The allowable JSON keys can be found in the events API documentation.

Setting Up The Email Address

To set up the email, first log in to your Datadog account at https://app.datadoghq.com. From the Integrations menu, choose APIs, then scroll down to Events API Emails. This section shows you all the emails available for your applications and who created them. Choose the format for your messages from the Format: dropdown, then click Create API Email.

JSON Event Email API

Markdown events

Datadog event text supports markdown (Detailed markdown syntax).
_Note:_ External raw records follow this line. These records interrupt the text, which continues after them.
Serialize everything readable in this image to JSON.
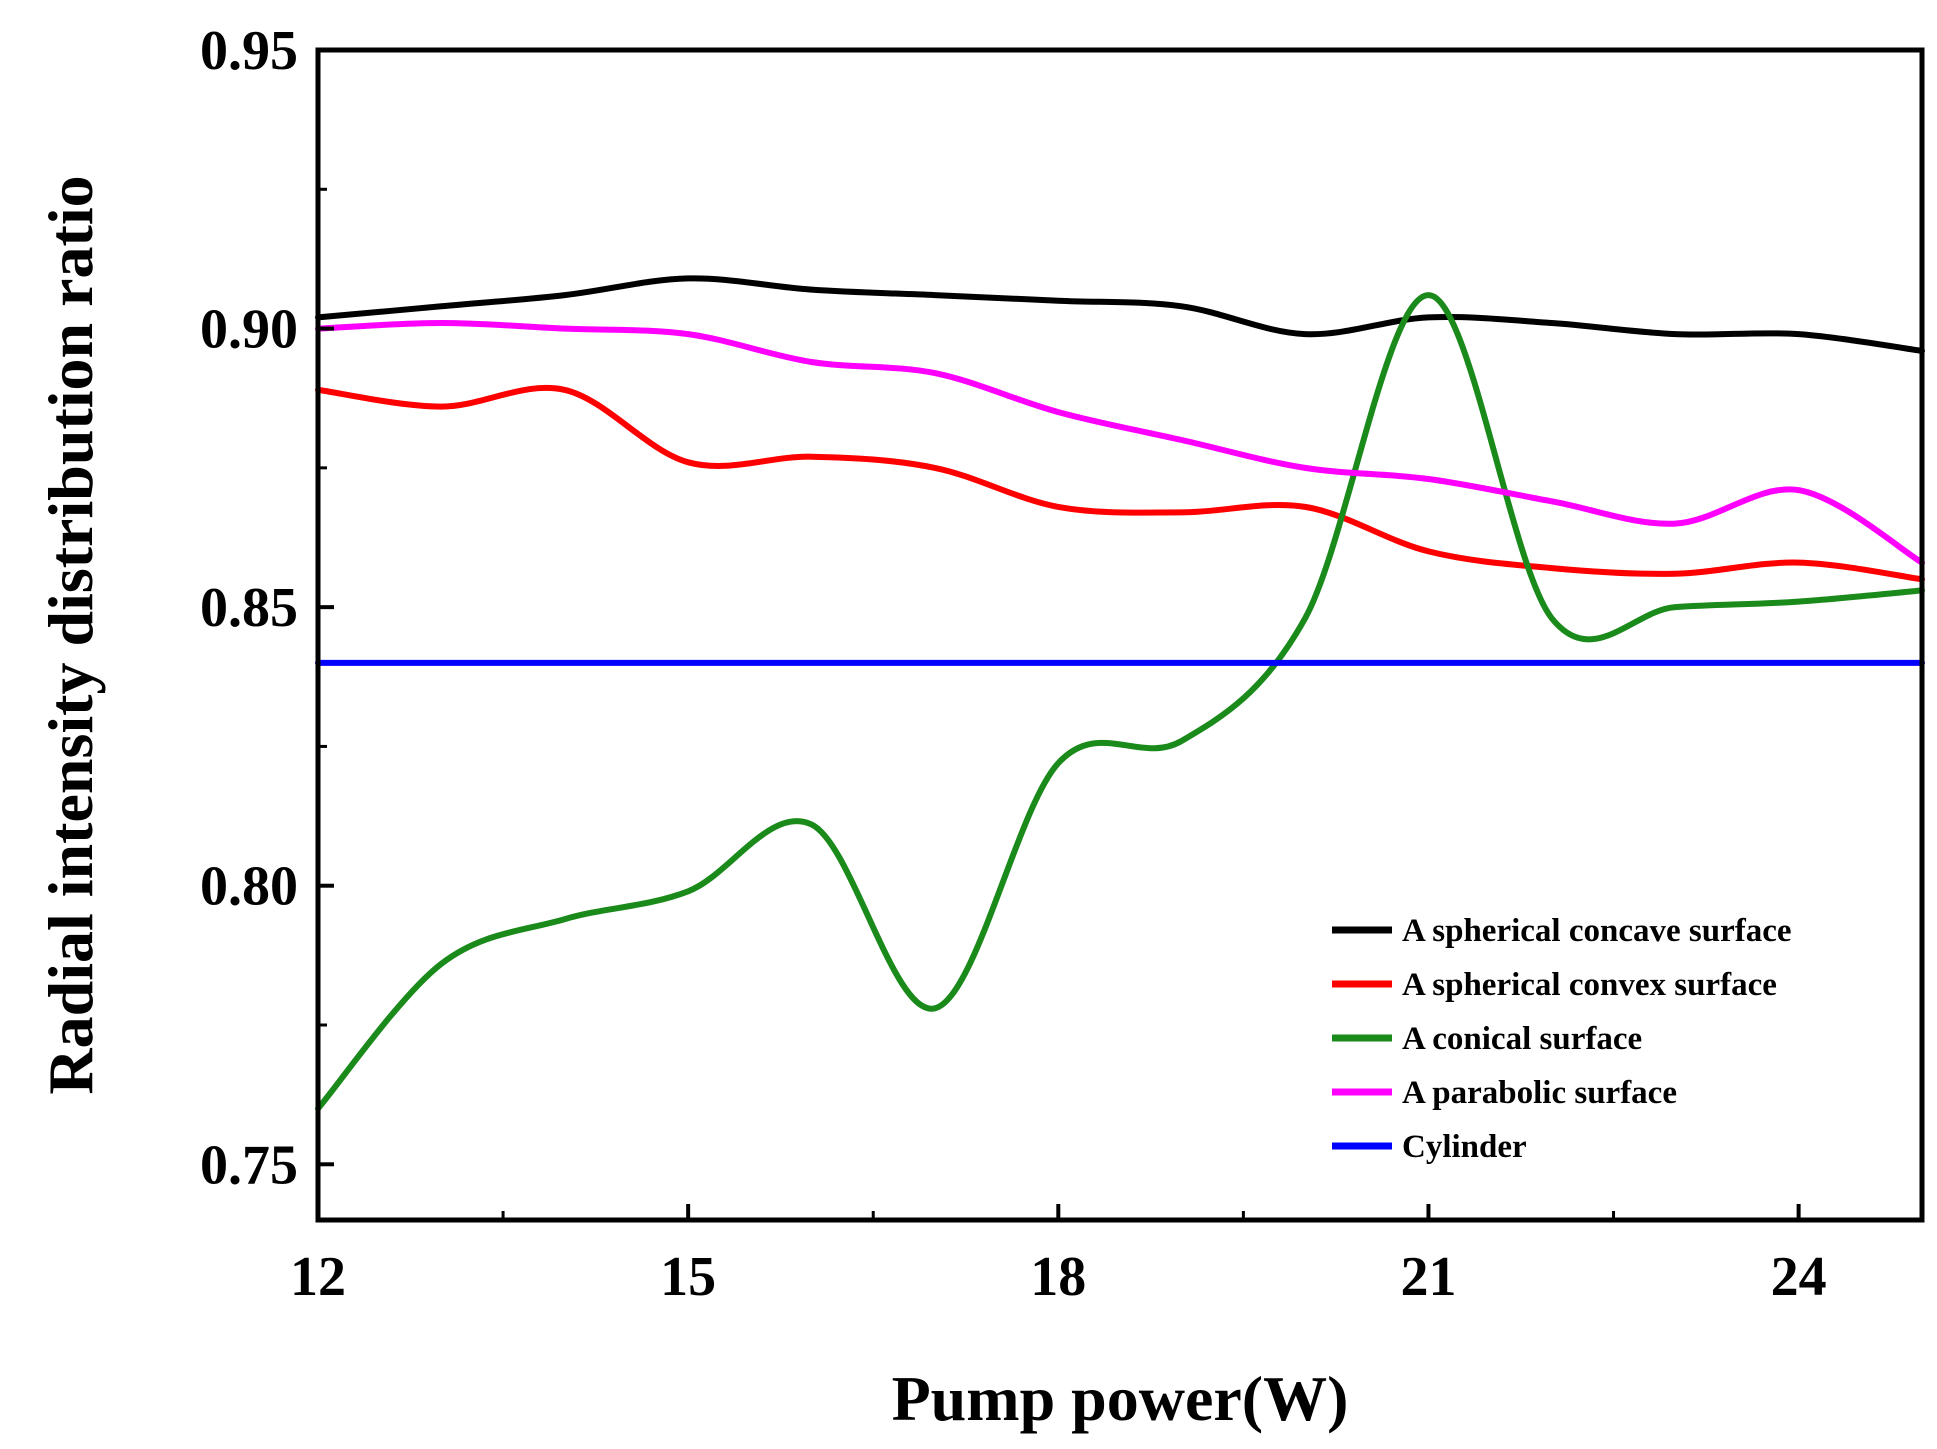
{
  "chart_data": {
    "type": "line",
    "title": "",
    "xlabel": "Pump power(W)",
    "ylabel": "Radial intensity distribution ratio",
    "xlim": [
      12,
      25
    ],
    "ylim": [
      0.74,
      0.95
    ],
    "xticks": [
      12,
      15,
      18,
      21,
      24
    ],
    "xtick_labels": [
      "12",
      "15",
      "18",
      "21",
      "24"
    ],
    "yticks": [
      0.75,
      0.8,
      0.85,
      0.9,
      0.95
    ],
    "ytick_labels": [
      "0.75",
      "0.80",
      "0.85",
      "0.90",
      "0.95"
    ],
    "grid": false,
    "legend_position": "bottom-right",
    "series": [
      {
        "name": "A spherical concave surface",
        "color": "#000000",
        "x": [
          12,
          13,
          14,
          15,
          16,
          17,
          18,
          19,
          20,
          21,
          22,
          23,
          24,
          25
        ],
        "values": [
          0.902,
          0.904,
          0.906,
          0.909,
          0.907,
          0.906,
          0.905,
          0.904,
          0.899,
          0.902,
          0.901,
          0.899,
          0.899,
          0.896
        ]
      },
      {
        "name": "A spherical convex surface",
        "color": "#ff0000",
        "x": [
          12,
          13,
          14,
          15,
          16,
          17,
          18,
          19,
          20,
          21,
          22,
          23,
          24,
          25
        ],
        "values": [
          0.889,
          0.886,
          0.889,
          0.876,
          0.877,
          0.875,
          0.868,
          0.867,
          0.868,
          0.86,
          0.857,
          0.856,
          0.858,
          0.855
        ]
      },
      {
        "name": "A conical surface",
        "color": "#1a8a1a",
        "x": [
          12,
          13,
          14,
          15,
          16,
          17,
          18,
          19,
          20,
          21,
          22,
          23,
          24,
          25
        ],
        "values": [
          0.76,
          0.786,
          0.794,
          0.799,
          0.811,
          0.778,
          0.822,
          0.826,
          0.848,
          0.906,
          0.848,
          0.85,
          0.851,
          0.853
        ]
      },
      {
        "name": "A parabolic surface",
        "color": "#ff00ff",
        "x": [
          12,
          13,
          14,
          15,
          16,
          17,
          18,
          19,
          20,
          21,
          22,
          23,
          24,
          25
        ],
        "values": [
          0.9,
          0.901,
          0.9,
          0.899,
          0.894,
          0.892,
          0.885,
          0.88,
          0.875,
          0.873,
          0.869,
          0.865,
          0.871,
          0.858
        ]
      },
      {
        "name": "Cylinder",
        "color": "#0000ff",
        "x": [
          12,
          25
        ],
        "values": [
          0.84,
          0.84
        ]
      }
    ]
  }
}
Note that embedding HTML in markdown is not supported with in Datadog.

To use Markdown in the event text, you need to begin the text block by %%% \n and end the text block with \n %%%

An example below:

{
      "title": "Did you hear the news today?",
      "text": "%%% \n [an example link](http://catchpoint.com/session_id \"Title\") \n %%%",
      "priority": "normal",
      "tags": ["environment:test"],
      "alert_type": "info"
}

Note: if you are embedding a link in a Markdown block, make sure the URL is encoded properly.

For example, the following url: http://catchpoint.com/session_id:123456

Should be encoded to: http://catchpoint.com/session_id%3A123456

@ notifications

  • @support-datadog – Reaches Datadog support directly when posted in your stream.
  • @all – Sends a notification to all members of your organization.
  • @yourname – Notifies the specific user named ‘yourname’.
  • @test@example.com Sends an email to test@example.com.
  • If you have HipChat, Slack, Webhooks, Pagerduty or VictorOps you can use:
    • @hipchat-[room-name] or @slack-[room-name] – posts the event or graph to that chat room.
    • @webhook – Alerts or triggers whatever is attached to that webhook. Check out our blogpost on Webhooks!
    • @pagerduty – Sends an alert to Pagerduty. You can also use @pagerduty-acknowledge and @pagerduty-resolve.